St. Mary’s Seminary & University has designed its theological curriculum and priestly formation program with the expressed purpose of preparing its seminarians to assume greater and more demanding pastoral responsibilities immediately following ordination. Community life, prayer, academics, and spiritual formation all contribute in very specific ways to the formation of a priest who can be a good shepherd to his people. These programs are intentionally linked to, and integrated with, the pastoral formation that takes place in learning parishes during the academic year. All academic courses have specific “pastoral outcomes” indicated in the course syllabi.
The purpose of the Pastoral Formation Program at St. Mary’s Seminary is to help seminarians understand the dynamics of Catholic parishes in the Church today and learn how to apply their theological and pastoral education to the realities of parish life. For that purpose, select local parishes are the sites of pastoral training for every seminarian. The seminary faculty leads the process of mentoring, evaluation, and theological reflection on parish experience so that seminarians develop the necessary leadership skills for priestly ministry today.
The Pastoral Formation Program includes five integrated components: parish ministerial service, academic courses, seminary workshops, faculty mentoring, and pastoral team learning.
As a key component of pastoral formation, the homiletics program seeks to form seminarians into effective preachers by emphasizing the development of a spiritual, pastoral, and theological imagination for the ministry of the Word. Seminarians have ready access to a communications studio and a variety of faculty and technological means for enhancing their preaching ability.

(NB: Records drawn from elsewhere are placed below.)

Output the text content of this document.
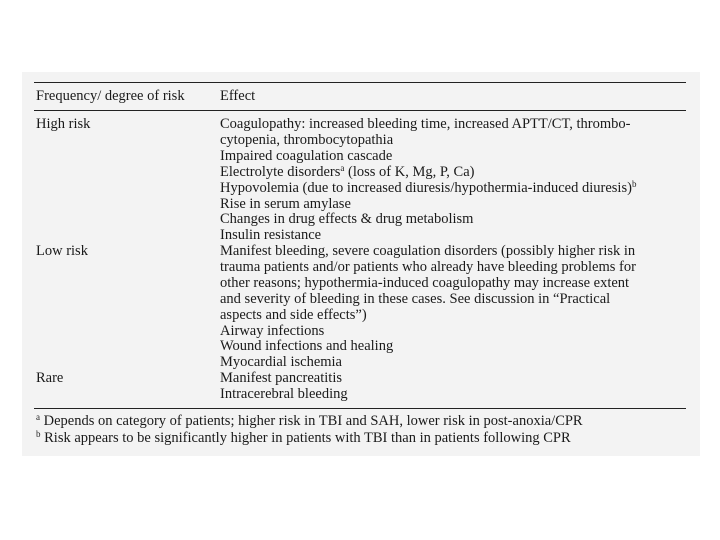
Frequency/ degree of risk Effect
High risk	Coagulopathy: increased bleeding time, increased APTT/CT, thrombo-
cytopenia, thrombocytopathia
Impaired coagulation cascade
Electrolyte disorders$^a$ (loss of K, Mg, P, Ca)
Hypovolemia (due to increased diuresis/hypothermia-induced diuresis)$^b$
Rise in serum amylase
Changes in drug effects & drug metabolism
Insulin resistance
Low risk	Manifest bleeding, severe coagulation disorders (possibly higher risk in
trauma patients and/or patients who already have bleeding problems for
other reasons; hypothermia-induced coagulopathy may increase extent
and severity of bleeding in these cases. See discussion in “Practical
aspects and side effects”)
Airway infections
Wound infections and healing
Myocardial ischemia
Rare	Manifest pancreatitis
Intracerebral bleeding
$^a$ Depends on category of patients; higher risk in TBI and SAH, lower risk in post-anoxia/CPR
$^b$ Risk appears to be significantly higher in patients with TBI than in patients following CPR
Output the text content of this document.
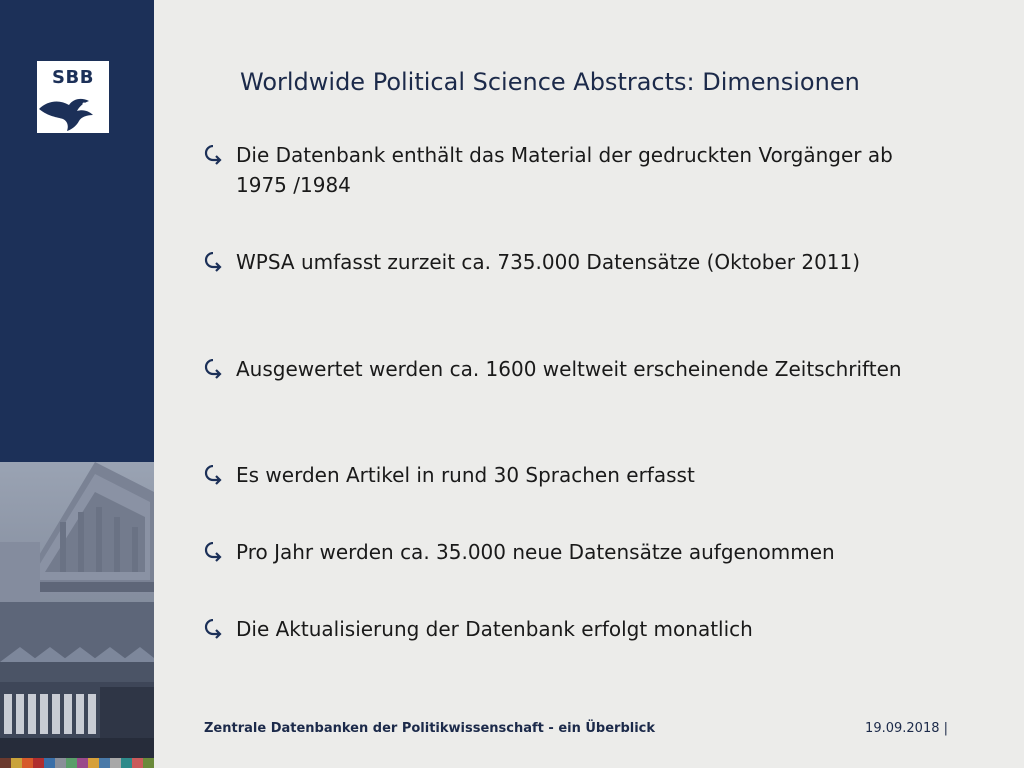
SBB	Worldwide Political Science Abstracts: Dimensionen
Die Datenbank enthält das Material der gedruckten Vorgänger ab 1975 /1984
WPSA umfasst zurzeit ca. 735.000 Datensätze (Oktober 2011)
Ausgewertet werden ca. 1600 weltweit erscheinende Zeitschriften
Es werden Artikel in rund 30 Sprachen erfasst
Pro Jahr werden ca. 35.000 neue Datensätze aufgenommen
Die Aktualisierung der Datenbank erfolgt monatlich
Zentrale Datenbanken der Politikwissenschaft - ein Überblick	19.09.2018 |
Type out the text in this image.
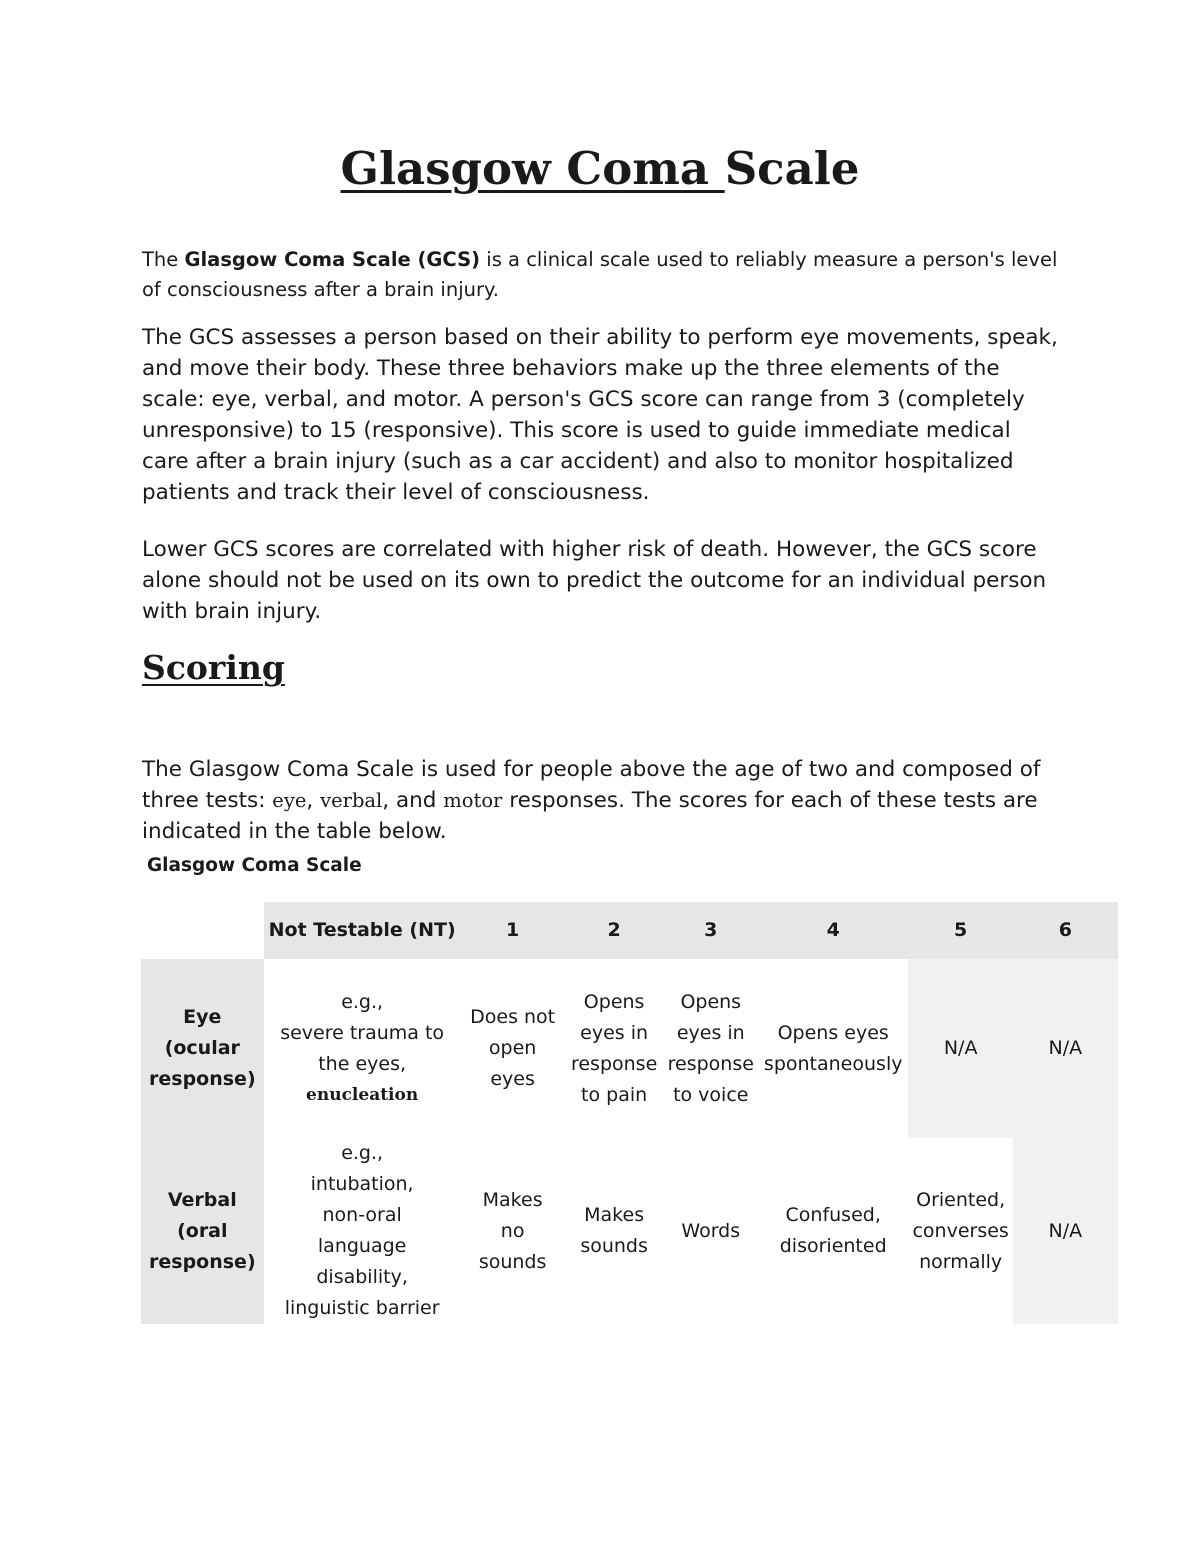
Glasgow Coma Scale

The Glasgow Coma Scale (GCS) is a clinical scale used to reliably measure a person's level of consciousness after a brain injury.

The GCS assesses a person based on their ability to perform eye movements, speak, and move their body. These three behaviors make up the three elements of the scale: eye, verbal, and motor. A person's GCS score can range from 3 (completely unresponsive) to 15 (responsive). This score is used to guide immediate medical care after a brain injury (such as a car accident) and also to monitor hospitalized patients and track their level of consciousness.

Lower GCS scores are correlated with higher risk of death. However, the GCS score alone should not be used on its own to predict the outcome for an individual person with brain injury.

Scoring

The Glasgow Coma Scale is used for people above the age of two and composed of three tests: eye, verbal, and motor responses. The scores for each of these tests are indicated in the table below.

Glasgow Coma Scale

	Not Testable (NT)	1	2	3	4	5	6

Eye (ocular response)	e.g.,
severe trauma to the eyes,
enucleation	Does not open eyes	Opens eyes in response to pain	Opens eyes in response to voice	Opens eyes spontaneously	N/A	N/A

Verbal (oral response)	e.g.,
intubation,
non-oral language disability,
linguistic barrier	Makes no sounds	Makes sounds	Words	Confused, disoriented	Oriented, converses normally	N/A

In order to broaden a seminarian’s understanding of international and global issues and the ecumenical context of the pastor’s role today, St. Mary’s partners with Catholic Relief Services in a Global Fellows Program, the College of Notre Dame of Maryland offering Spanish language and culture studies in pastoral settings, and The Ecumenical Institute of Theology where seminarians can take approved elective courses to broaden their ecumenical, interfaith, and ministerial horizons.